Posts Tagged ‘Cap and Trade’

My Proposal to the Teaparty Movement: A “Salt March”

July 14, 2009

The original Salt March was the nonviolent movement of Gandhi and his followers across India to protest a salt tax. It drew attention to the Indian Independence movement from media across the globe.

Currently, the teaparty movement has been relatively small and overly ignored. It is primarily a conservative protest against the government economic expansion earlier this year. The July 4th teaparties were primarily uniting opposition against potential tyranny that has been proposed by Congress.

If significant political unrest occurs, it will become possible for this Teaparty movement to organize a nonviolent “Salt March”. Such a march would begin at multiple urban areas across the nation and then proceed as these groups march to the capital. Of course, as these groups get closer to the capital, they’d merge. Such a march would attract significant media attention that the Teaparty movement badly needs and will climax in a Washington with a crowd possibly larger than that of the Civil Rights March on Washington in the 1960s.
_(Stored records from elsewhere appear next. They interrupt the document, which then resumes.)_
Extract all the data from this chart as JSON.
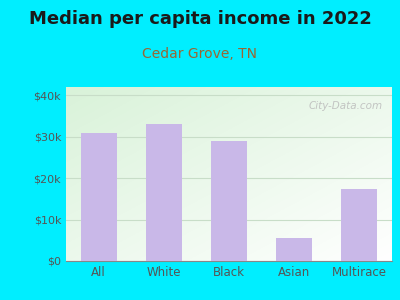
{
  "title": "Median per capita income in 2022",
  "subtitle": "Cedar Grove, TN",
  "categories": [
    "All",
    "White",
    "Black",
    "Asian",
    "Multirace"
  ],
  "values": [
    31000,
    33000,
    29000,
    5500,
    17500
  ],
  "bar_color": "#c9b8e8",
  "title_fontsize": 13,
  "subtitle_fontsize": 10,
  "subtitle_color": "#996633",
  "title_color": "#1a1a1a",
  "bg_outer": "#00eeff",
  "ylim": [
    0,
    42000
  ],
  "yticks": [
    0,
    10000,
    20000,
    30000,
    40000
  ],
  "ytick_labels": [
    "$0",
    "$10k",
    "$20k",
    "$30k",
    "$40k"
  ],
  "grid_color": "#c8ddc8",
  "tick_label_color": "#555555",
  "watermark_text": "City-Data.com",
  "watermark_color": "#bbbbbb"
}
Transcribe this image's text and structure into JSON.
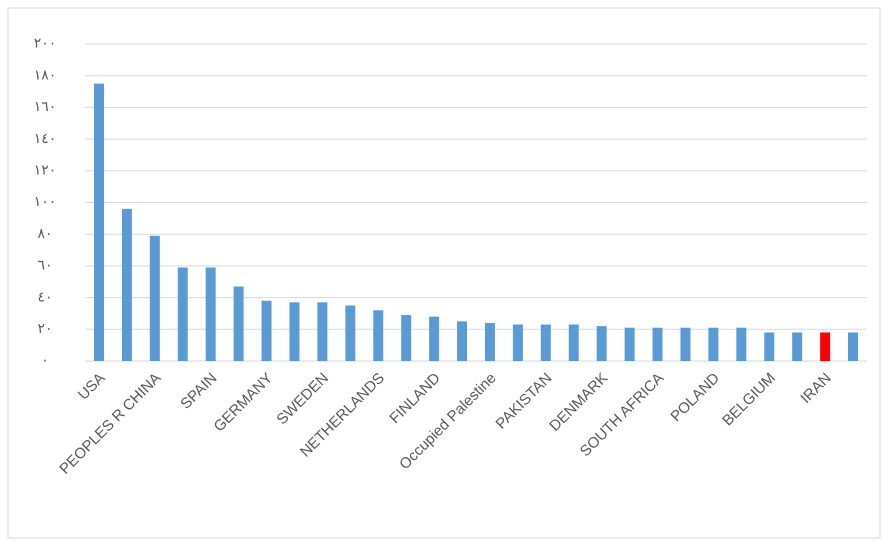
{
  "chart_data": {
    "type": "bar",
    "categories": [
      "USA",
      null,
      "PEOPLES R CHINA",
      null,
      "SPAIN",
      null,
      "GERMANY",
      null,
      "SWEDEN",
      null,
      "NETHERLANDS",
      null,
      "FINLAND",
      null,
      "Occupied Palestine",
      null,
      "PAKISTAN",
      null,
      "DENMARK",
      null,
      "SOUTH AFRICA",
      null,
      "POLAND",
      null,
      "BELGIUM",
      null,
      "IRAN",
      null
    ],
    "values": [
      175,
      96,
      79,
      59,
      59,
      47,
      38,
      37,
      37,
      35,
      32,
      29,
      28,
      25,
      24,
      23,
      23,
      23,
      22,
      21,
      21,
      21,
      21,
      21,
      18,
      18,
      18,
      18
    ],
    "colors": [
      "#5b9bd5",
      "#5b9bd5",
      "#5b9bd5",
      "#5b9bd5",
      "#5b9bd5",
      "#5b9bd5",
      "#5b9bd5",
      "#5b9bd5",
      "#5b9bd5",
      "#5b9bd5",
      "#5b9bd5",
      "#5b9bd5",
      "#5b9bd5",
      "#5b9bd5",
      "#5b9bd5",
      "#5b9bd5",
      "#5b9bd5",
      "#5b9bd5",
      "#5b9bd5",
      "#5b9bd5",
      "#5b9bd5",
      "#5b9bd5",
      "#5b9bd5",
      "#5b9bd5",
      "#5b9bd5",
      "#5b9bd5",
      "#ff0000",
      "#5b9bd5"
    ],
    "ylim": [
      0,
      200
    ],
    "yticks": [
      {
        "value": 0,
        "label": "٠"
      },
      {
        "value": 20,
        "label": "٢٠"
      },
      {
        "value": 40,
        "label": "٤٠"
      },
      {
        "value": 60,
        "label": "٦٠"
      },
      {
        "value": 80,
        "label": "٨٠"
      },
      {
        "value": 100,
        "label": "١٠٠"
      },
      {
        "value": 120,
        "label": "١٢٠"
      },
      {
        "value": 140,
        "label": "١٤٠"
      },
      {
        "value": 160,
        "label": "١٦٠"
      },
      {
        "value": 180,
        "label": "١٨٠"
      },
      {
        "value": 200,
        "label": "٢٠٠"
      }
    ],
    "grid": true
  }
}
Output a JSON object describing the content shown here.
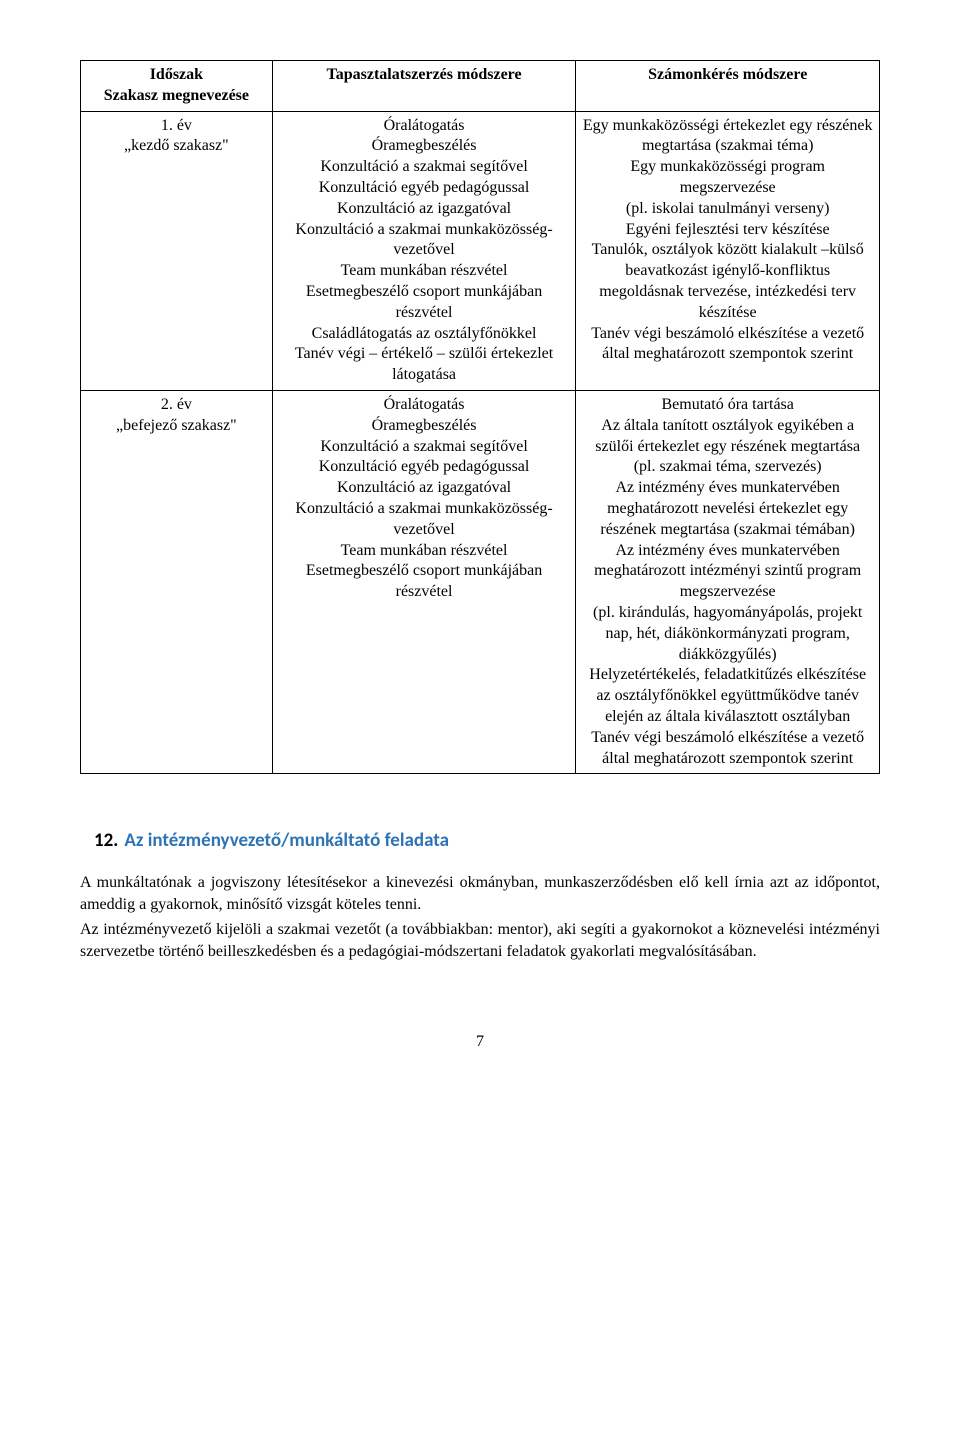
{
  "table": {
    "headers": {
      "col1a": "Időszak",
      "col1b": "Szakasz megnevezése",
      "col2": "Tapasztalatszerzés módszere",
      "col3": "Számonkérés módszere"
    },
    "row1": {
      "period_line1": "1. év",
      "period_line2": "„kezdő szakasz\"",
      "method": "Óralátogatás\nÓramegbeszélés\nKonzultáció a szakmai segítővel\nKonzultáció egyéb pedagógussal\nKonzultáció az igazgatóval\nKonzultáció a szakmai munkaközösség-vezetővel\nTeam munkában részvétel\nEsetmegbeszélő csoport munkájában részvétel\nCsaládlátogatás az osztályfőnökkel\nTanév végi – értékelő – szülői értekezlet látogatása",
      "assessment": "Egy munkaközösségi értekezlet egy részének megtartása (szakmai téma)\nEgy munkaközösségi program megszervezése\n(pl. iskolai tanulmányi verseny)\nEgyéni fejlesztési terv készítése\nTanulók, osztályok között kialakult –külső beavatkozást igénylő-konfliktus megoldásnak tervezése, intézkedési terv készítése\nTanév végi beszámoló elkészítése a vezető által meghatározott szempontok szerint"
    },
    "row2": {
      "period_line1": "2. év",
      "period_line2": "„befejező szakasz\"",
      "method": "Óralátogatás\nÓramegbeszélés\nKonzultáció a szakmai segítővel\nKonzultáció egyéb pedagógussal\nKonzultáció az igazgatóval\nKonzultáció a szakmai munkaközösség-vezetővel\nTeam munkában részvétel\nEsetmegbeszélő csoport munkájában részvétel",
      "assessment": "Bemutató óra tartása\nAz általa tanított osztályok egyikében a szülői értekezlet egy részének megtartása\n(pl. szakmai téma, szervezés)\nAz intézmény éves munkatervében meghatározott nevelési értekezlet egy részének megtartása (szakmai témában)\nAz intézmény éves munkatervében meghatározott intézményi szintű program megszervezése\n(pl. kirándulás, hagyományápolás, projekt nap, hét, diákönkormányzati program, diákközgyűlés)\nHelyzetértékelés, feladatkitűzés elkészítése az osztályfőnökkel együttműködve tanév elején az általa kiválasztott osztályban\nTanév végi beszámoló elkészítése a vezető által meghatározott szempontok szerint"
    }
  },
  "section": {
    "number": "12.",
    "title": "Az intézményvezető/munkáltató feladata"
  },
  "paragraph1": "A munkáltatónak a jogviszony létesítésekor a kinevezési okmányban, munkaszerződésben elő kell írnia azt az időpontot, ameddig a gyakornok, minősítő vizsgát köteles tenni.",
  "paragraph2": "Az intézményvezető kijelöli a szakmai vezetőt (a továbbiakban: mentor), aki segíti a gyakornokot a köznevelési intézményi szervezetbe történő beilleszkedésben és a pedagógiai-módszertani feladatok gyakorlati megvalósításában.",
  "page_number": "7"
}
However, nothing has really happened to create significant unrest in a while. Cap and Trade hasn’t passed yet, and Universal Healthcare hasn’t passed either. Still, several events may cause such unrest:

  • The banning of handguns

While the Obama Administration has shown no sign of actually banning firearms, such an act, or even such a proposal will allow for the organization of a Salt March.

  • Cap and Trade

If Cap and Trade increases prices enough, then as with the original Boston Teaparty and the orginal Salt March, individuals would be more willing to protest. Seeing as how nuclear energy is currently the only major alternative to fossil fuels, Cap and Trade will certainly have a massive effect on energy prices and will possibly cause prices to increase to a level that people are willing to protest against.

  • Universal Healthcare

While this may just get passed and be ignoredby the apathetic majority, it may cause significant backlash. Many Americans are rather afraid of National Healthcare, and it could be that such a thing could unite the conservative-libertarian movement enough for a Salt March to be possible.

There are probably other events that could make a Salt March an event with an impressive attendence, but this is clear: people will not get off of their butts unless they realize that they are sitting on a thorn.

Cap and Trade Bill Passes the House

June 27, 2009

Though it was only by 7 votes, the cap and trade scheme has finally been approved.

Let’s look at the facts. Cap and Trade has not significantly reduced Carbon emissions in any country that it has been enacted in. It has never created more jobs than it has lost, and it has never amounted to more than a tax on a harmless gas. All the taxes assessed by Cap and Trade will inevitably be passes onto the consumer. Gas prices will skyrocket again, and the cost of virtually everything will increase.

Despite this fact, Barack Obama believes that this bill will actually create jobs. Says Obama, “This is a jobs bill”. According to CNN, Obama believes that this bill will actually create “millions of new jobs” [1]. Perhaps Obama needs a quick economics lesson: When the cost of everything increases and wages remain the same, aggregate demand is less, because consumers cannot afford to buy as much as before.

What Obama thinks though is that this bill will cause some sort of quick change to a cleaner United States, because as the costs of “dirty” products increase, the public is more likely to buy less “dirty” products. However, it is not that simple.

Those “dirty” products include gasoline, oil, natural gas, and coal. These products are currently the main contributors to the power grid in the United States. There is no true “green” alternative source of energy. Biofuels and biodiesels are not profitable without massive amounts of subsidies. Solar energyand Wind energy combined constitute less than half of 1 percent of energy production and are impractical to expand to even 5 percent. Hydroelectricity can not expand much more either, as there can only be so many dams on a river while maintaining high energy efficiency.

So, ultimately, this Cap and Trade Program is a massive energy tax. As energy costs increase for all americans in the face of a recession, how is the little guy that Obama was going to protect going to make his next house payment?

This bill has not yet passed the Senate, so there is still hope for the American economy.